New Report: Interior Dept. Can Act on Existing Law to Reduce Carbon Emissions

Contact: Susan Gluss, 510-642-6936, sgluss@law.berkeley.edu


DOI-Report-Cover

Berkeley, CA-June 3, 2014… A new report released today calls on the U.S. Department of the Interior to mitigate the impact of climate change by enacting laws already on the books. The report, Addressing Climate Change Without Legislation, details steps the agency can take under existing law to reduce greenhouse gas emissions and increase clean energy use.

The report is a joint project of the University of California, Berkeley, School of Law and the Berkeley Energy & Climate Institute.

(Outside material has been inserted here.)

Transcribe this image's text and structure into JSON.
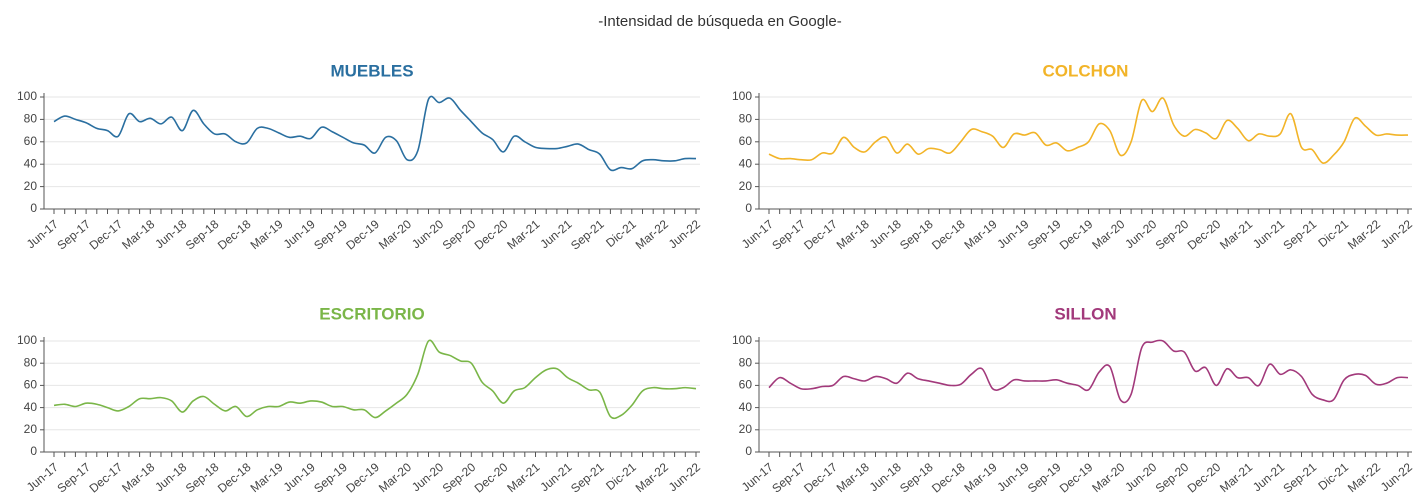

“Existing laws offer the Interior Department a chance to reduce emissions that cause climate change and protect the environment,” said Steven Weissman, report co-author and director of the law school’s energy program. “The agency can do more to implement those laws above and beyond its current climate change strategy. Policy makers are bound by their own imaginations more than by statutory limits.”

Weissman, a lecturer affiliated with the law school’s Center for Law, Energy & the Environment, stressed the need for action now. In the report, he and co-author Romany Webb ’13 cite numerous studies linking greenhouse gas emissions to extreme weather patterns, melting glaciers, and sea level rise. The resulting floods, tornados, and prolonged droughts have already caused severe environmental and economic damage.

Congressman Henry Waxman (D-Calif) agreed that regulators needed to address the void left by Congress.

“If Congress will not act to address climate change, President Obama must use existing legal authorities to do so. Understanding the scope of executive authorities is an important project, and Berkeley Law’s Center for Law, Energy & the Environment is a leader in this effort,” Waxman said.

The report cites numerous laws that empower the agency, including the Mineral Leasing Act, Endangered Species Act, Federal Land Policy and Management Act, and the National Environmental Policy Act.

“The Interior Department has the tools it needs, but it can get stuck,” Webb said. “In 2009, the agency announced plans to limit methane gas releases from oil and gas wells on federal lands. Yet draft rules still haven’t been circulated, despite agency support of the project. These sorts of programs need to be accelerated.”

The report comes just as President Obama has released draft rules to cut carbon emissions from coal-fired power plants by 30 percent. The regulation bolsters the president’s Climate Action Plan, released one year ago, which directs federal agencies to adopt various mitigation strategies.

Weissman said the Interior Department could broaden its efforts to mitigate the impact of climate change—using the report as a guide.

“It’s like Dorothy in the Wizard of Oz,” he said. “‘You’ve had the power all along. Just click your heels.’”

The study recommends two dozen steps the agency could take to reduce greenhouse gas emissions, develop renewable sources of energy, and increase carbon sequestration. The suggestions range from expanding hydroelectric generation at existing dams, to using plants and soil to absorb and store atmospheric carbon.

The report’s recommendations apply to the Interior Department’s nine bureaus—including the National Park Service, the Bureau of Land Management, the Bureau of Ocean Energy Management, and the Fish and Wildlife Service.

The recommendations include:

  • limiting greenhouse gas emissions from oil and gas wells, pipelines, and other facilities;
  • enhancing carbon storage by improving the agency’s land management and allowing private parties to undertake sequestration on federal lands;
  • supporting additional renewable power production by reducing the rents and other fees producers must pay to use public lands;
  • working with other federal agencies to streamline the permitting process for transmission projects;
  • allowing private or public construction of new hydroelectric power plants on existing federal dams and other waterway structures; and
  • restricting activities that emit greenhouse gases to avoid adverse impacts on threatened and endangered species.

The UC Berkeley study is the first in a series of reports designed to analyze steps federal agencies can take to mitigate climate change under existing laws. Subsequent reports will focus on the Department of Agriculture and the Federal Energy Regulatory Commission.